Tuesday, June 28, 2011

crux

3/4 oz Cognac (Martel VS)
3/4 oz Cointreau
3/4 oz Dubonnet Rouge
3/4 oz Lemon Juice

Shake with ice and strain into a cocktail glass. I added a lemon twist to the recipe.

After the Thick as Thieves, I had some lemon juice left over so I opened up Jeff Masson and Greg Boehm's Big Bartender's Book in search of a good use. The recipe I spotted, the Crux, called for the bottle of Dubonnet we had just bought and was a great excuse to crack it open. Since the recipe also resides on CocktailDB, I was able to track it back to Jones Complete Bar Guide but was not able to find it elsewhere in the books that I checked.

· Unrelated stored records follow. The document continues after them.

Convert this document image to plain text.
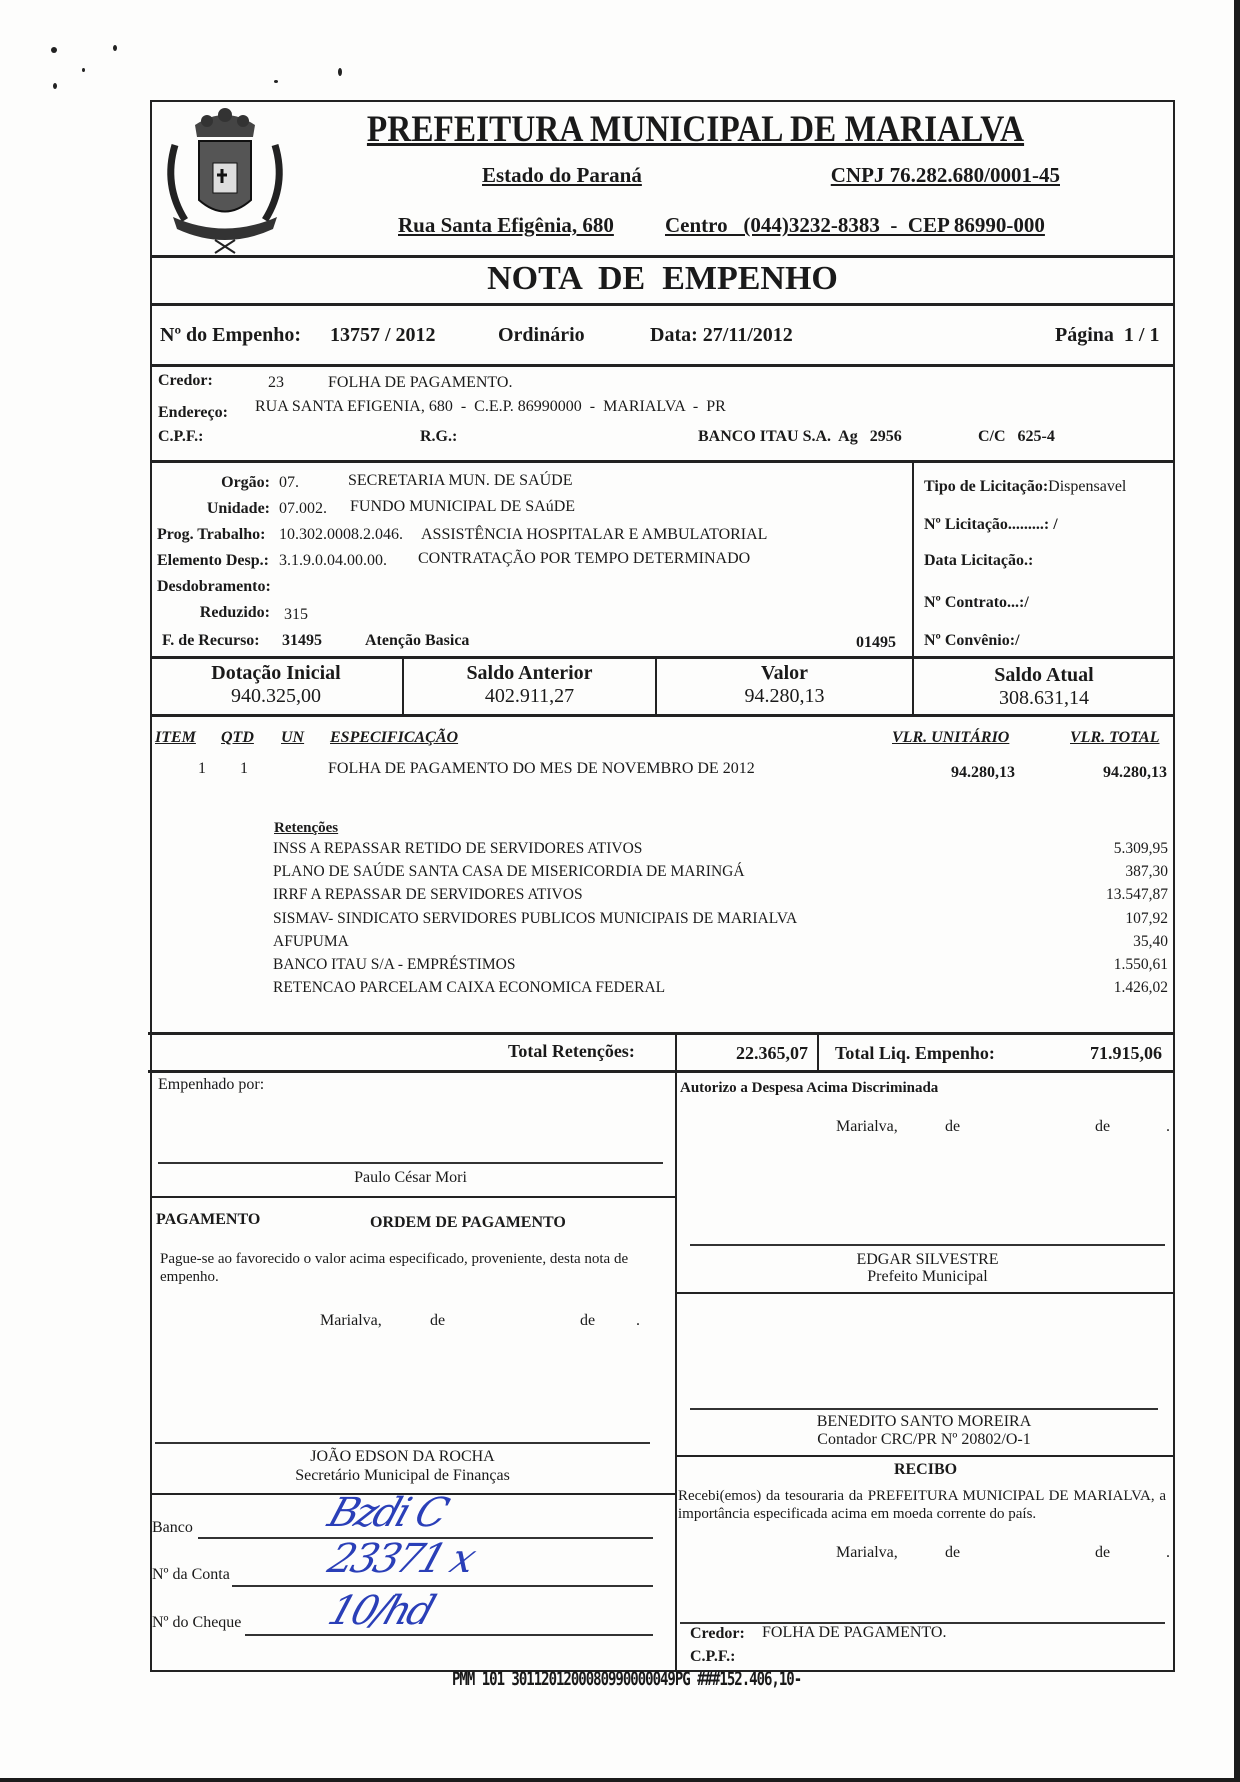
PREFEITURA MUNICIPAL DE MARIALVA
Estado do Paraná	CNPJ 76.282.680/0001-45
Rua Santa Efigênia, 680 Centro   (044)3232-8383  -  CEP 86990-000
NOTA  DE  EMPENHO
Nº do Empenho: 13757 / 2012	Ordinário	Data: 27/11/2012	Página  1 / 1
Credor:	23	FOLHA DE PAGAMENTO.
Endereço: RUA SANTA EFIGENIA, 680  -  C.E.P. 86990000  -  MARIALVA  -  PR
C.P.F.:	R.G.:	BANCO ITAU S.A.  Ag   2956	C/C   625-4
Orgão: 07.	SECRETARIA MUN. DE SAÚDE
Unidade: 07.002. FUNDO MUNICIPAL DE SAúDE
Prog. Trabalho: 10.302.0008.2.046. ASSISTÊNCIA HOSPITALAR E AMBULATORIAL
Elemento Desp.: 3.1.9.0.04.00.00. CONTRATAÇÃO POR TEMPO DETERMINADO
Desdobramento:
Reduzido: 315
F. de Recurso: 31495	Atenção Basica	01495
Tipo de Licitação:Dispensavel
Nº Licitação.........: /
Data Licitação.:
Nº Contrato...:/
Nº Convênio:/
Dotação Inicial
940.325,00
Saldo Anterior
402.911,27
Valor
94.280,13
Saldo Atual
308.631,14
ITEM QTD UN ESPECIFICAÇÃO	VLR. UNITÁRIO	VLR. TOTAL
1 1	FOLHA DE PAGAMENTO DO MES DE NOVEMBRO DE 2012	94.280,13	94.280,13
Retenções
INSS A REPASSAR RETIDO DE SERVIDORES ATIVOS	5.309,95
PLANO DE SAÚDE SANTA CASA DE MISERICORDIA DE MARINGÁ	387,30
IRRF A REPASSAR DE SERVIDORES ATIVOS	13.547,87
SISMAV- SINDICATO SERVIDORES PUBLICOS MUNICIPAIS DE MARIALVA	107,92
AFUPUMA	35,40
BANCO ITAU S/A - EMPRÉSTIMOS	1.550,61
RETENCAO PARCELAM CAIXA ECONOMICA FEDERAL	1.426,02
Total Retenções:	22.365,07 Total Liq. Empenho:	71.915,06
Empenhado por:
Paulo César Mori
Autorizo a Despesa Acima Discriminada
Marialva,	de	de	.
EDGAR SILVESTRE
Prefeito Municipal
PAGAMENTO	ORDEM DE PAGAMENTO
Pague-se ao favorecido o valor acima especificado, proveniente, desta nota de empenho.
Marialva,	de	de	.
JOÃO EDSON DA ROCHA
Secretário Municipal de Finanças
Banco	Bzdi C
Nº da Conta 23371 x
Nº do Cheque 10/hd
BENEDITO SANTO MOREIRA
Contador CRC/PR Nº 20802/O-1
RECIBO
Recebi(emos) da tesouraria da PREFEITURA MUNICIPAL DE MARIALVA, a importância especificada acima em moeda corrente do país.
Marialva,	de	de	.
Credor: FOLHA DE PAGAMENTO.
C.P.F.:
PMM 101 3011201200080990000049PG ###152.406,10-
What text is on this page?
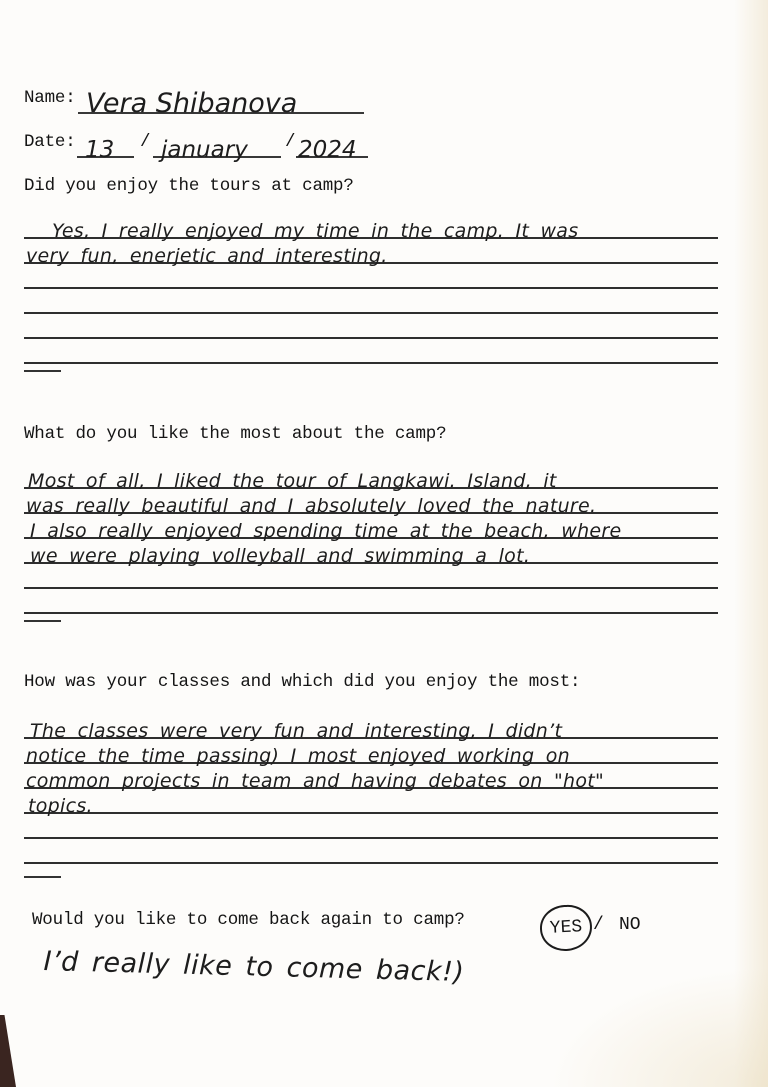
Name: Vera Shibanova
Date: 13 / january / 2024
Did you enjoy the tours at camp?
Yes, I really enjoyed my time in the camp. It was
very fun, enerjetic and interesting.
What do you like the most about the camp?
Most of all, I liked the tour of Langkawi. Island, it
was really beautiful and I absolutely loved the nature.
I also really enjoyed spending time at the beach, where
we were playing volleyball and swimming a lot.
How was your classes and which did you enjoy the most:
The classes were very fun and interesting, I didn’t
notice the time passing) I most enjoyed working on
common projects in team and having debates on "hot"
topics.
Would you like to come back again to camp?	YES / NO
I’d really like to come back!)
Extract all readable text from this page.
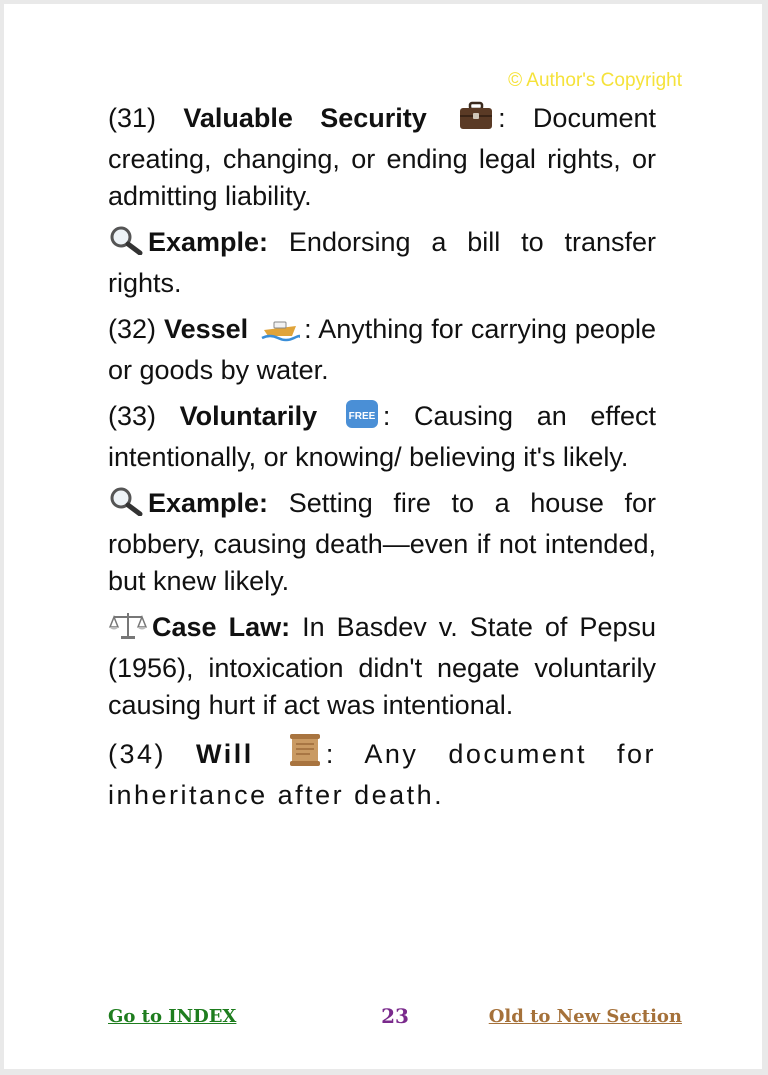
© Author's Copyright

(31) Valuable Security	: Document creating, changing, or ending legal rights, or admitting liability.

Example: Endorsing a bill to transfer rights.

(32) Vessel : Anything for carrying people or goods by water.

(33) Voluntarily	FREE : Causing an effect intentionally, or knowing/ believing it's likely.

Example: Setting fire to a house for robbery, causing death—even if not intended, but knew likely.

Case Law: In Basdev v. State of Pepsu (1956), intoxication didn't negate voluntarily causing hurt if act was intentional.

(34) Will	: Any document for inheritance after death.

Go to INDEX	23	Old to New Section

The Dubonnet website has the Crux as one of the 17 good uses for their product, but it provides no other history other than that Death & Co. enjoyed the recipe enough to submit it to their site.
The Crux began with a lemon oil, orange, and grape aroma. While the sip was a sweet citrus flavor, the swallow was a drier grape note with orange, herbal, and tannin elements at the end. Overall, it was sweeter, less strong, but more complex than the classic Sidecar. Indeed, the Dubonnet bolstered the Sidecar base with its grape notes complementing the Cognac, its orange peel notes adding to the Cointreau, and its sweetness helping to counter the tart lemon. With the grape notes, the Crux reminded me of the Emily Shaw Special which includes sweet vermouth in the mix instead of Dubonnet.